The pair hoped their lack of worldliness might give them an edge.
“We thought, well, maybe we can get a little sympathy out of some of these people – like, ‘Oh, you’ve never been let me help you out,’ ” says Moss, who turns 25 Thursday. “Maybe our Southern charm will help us out.”
They also hoped other teams might view them as more naïve than they are.
“A lot of people have a stereotype of us just being redneck, or not being able to function outside of the South,” Davis says. But “both of us are pretty smart guys, and both of us have put ourselves in pretty stressful situations before, and I think a lot of the teams are looking at us and kind of underestimating us.”
Davis had to leave his wife, Casey, and 1-year-old daughter, Braylee, behind to compete – a tough decision, although he says “she was real supportive.” He adds that Moss is single, and “if this is going in the Charlotte market, Daniel might want that to be in capital letters.”
The season has already been filmed in its entirety; we’ll have to wait and see how many of the 30,000 miles and nine countries on five continents Davis and Moss got to travel.
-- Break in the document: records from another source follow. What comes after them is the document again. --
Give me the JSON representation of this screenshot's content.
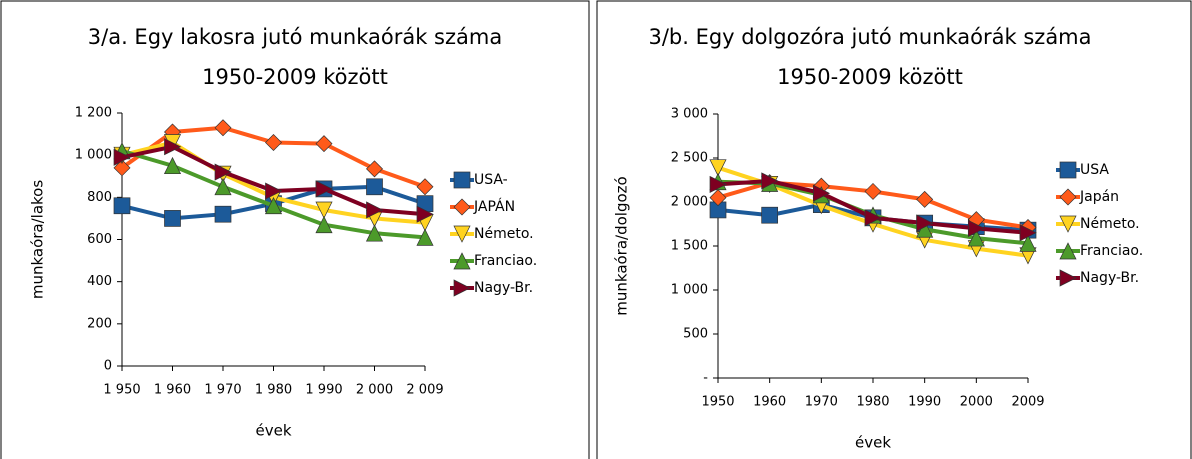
{
  "chart_data": [
    {
      "type": "line",
      "title": "3/a. Egy lakosra jutó munkaórák száma",
      "subtitle": "1950-2009 között",
      "x_label": "évek",
      "y_label": "munkaóra/lakos",
      "grid": false,
      "legend": "right",
      "categories": [
        "1 950",
        "1 960",
        "1 970",
        "1 980",
        "1 990",
        "2 000",
        "2 009"
      ],
      "ylim": [
        0,
        1200
      ],
      "yticks": [
        0,
        200,
        400,
        600,
        800,
        {
          "value": 1000,
          "label": "1 000"
        },
        {
          "value": 1200,
          "label": "1 200"
        }
      ],
      "series": [
        {
          "name": "USA-",
          "color": "#1c5a99",
          "marker": "square",
          "values": [
            760,
            700,
            720,
            770,
            840,
            850,
            770
          ]
        },
        {
          "name": "JAPÁN",
          "color": "#ff5a1a",
          "marker": "diamond",
          "values": [
            940,
            1110,
            1130,
            1060,
            1055,
            935,
            850
          ]
        },
        {
          "name": "Németo.",
          "color": "#ffd320",
          "marker": "triangle-down",
          "values": [
            1000,
            1060,
            910,
            800,
            740,
            700,
            680
          ]
        },
        {
          "name": "Franciao.",
          "color": "#4c9a2a",
          "marker": "triangle-up",
          "values": [
            1020,
            950,
            850,
            760,
            670,
            630,
            610
          ]
        },
        {
          "name": "Nagy-Br.",
          "color": "#7e0021",
          "marker": "triangle-right",
          "values": [
            990,
            1040,
            920,
            830,
            840,
            740,
            720
          ]
        }
      ]
    },
    {
      "type": "line",
      "title": "3/b. Egy dolgozóra jutó munkaórák száma",
      "subtitle": "1950-2009 között",
      "x_label": "évek",
      "y_label": "munkaóra/dolgozó",
      "grid": false,
      "legend": "right",
      "categories": [
        "1950",
        "1960",
        "1970",
        "1980",
        "1990",
        "2000",
        "2009"
      ],
      "ylim": [
        0,
        3000
      ],
      "yticks": [
        {
          "value": 0,
          "label": "-"
        },
        500,
        {
          "value": 1000,
          "label": "1 000"
        },
        {
          "value": 1500,
          "label": "1 500"
        },
        {
          "value": 2000,
          "label": "2 000"
        },
        {
          "value": 2500,
          "label": "2 500"
        },
        {
          "value": 3000,
          "label": "3 000"
        }
      ],
      "series": [
        {
          "name": "USA",
          "color": "#1c5a99",
          "marker": "square",
          "values": [
            1910,
            1850,
            1970,
            1820,
            1760,
            1720,
            1680
          ]
        },
        {
          "name": "Japán",
          "color": "#ff5a1a",
          "marker": "diamond",
          "values": [
            2050,
            2220,
            2180,
            2120,
            2030,
            1800,
            1710
          ]
        },
        {
          "name": "Németo.",
          "color": "#ffd320",
          "marker": "triangle-down",
          "values": [
            2390,
            2200,
            1960,
            1750,
            1570,
            1470,
            1390
          ]
        },
        {
          "name": "Franciao.",
          "color": "#4c9a2a",
          "marker": "triangle-up",
          "values": [
            2230,
            2210,
            2080,
            1850,
            1690,
            1590,
            1530
          ]
        },
        {
          "name": "Nagy-Br.",
          "color": "#7e0021",
          "marker": "triangle-right",
          "values": [
            2200,
            2240,
            2100,
            1820,
            1760,
            1700,
            1650
          ]
        }
      ]
    }
  ]
}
Meanwhile, they’re back working 24-hours-on, 48-hours-off rotations at the Gaffney Fire Department – Davis as a lieutenant at a substation, Moss as a firefighter downtown. If they strike it rich, though, will they keep their jobs?
“If we had a million dollars we talked about it. We would pay off debts, and we would kind of get everything situated,” Moss says. “But we said from the beginning: No matter how much money we end up with at the end of the show, we’re still gonna be firemen. We got into the fire service ’cause we like helping people.”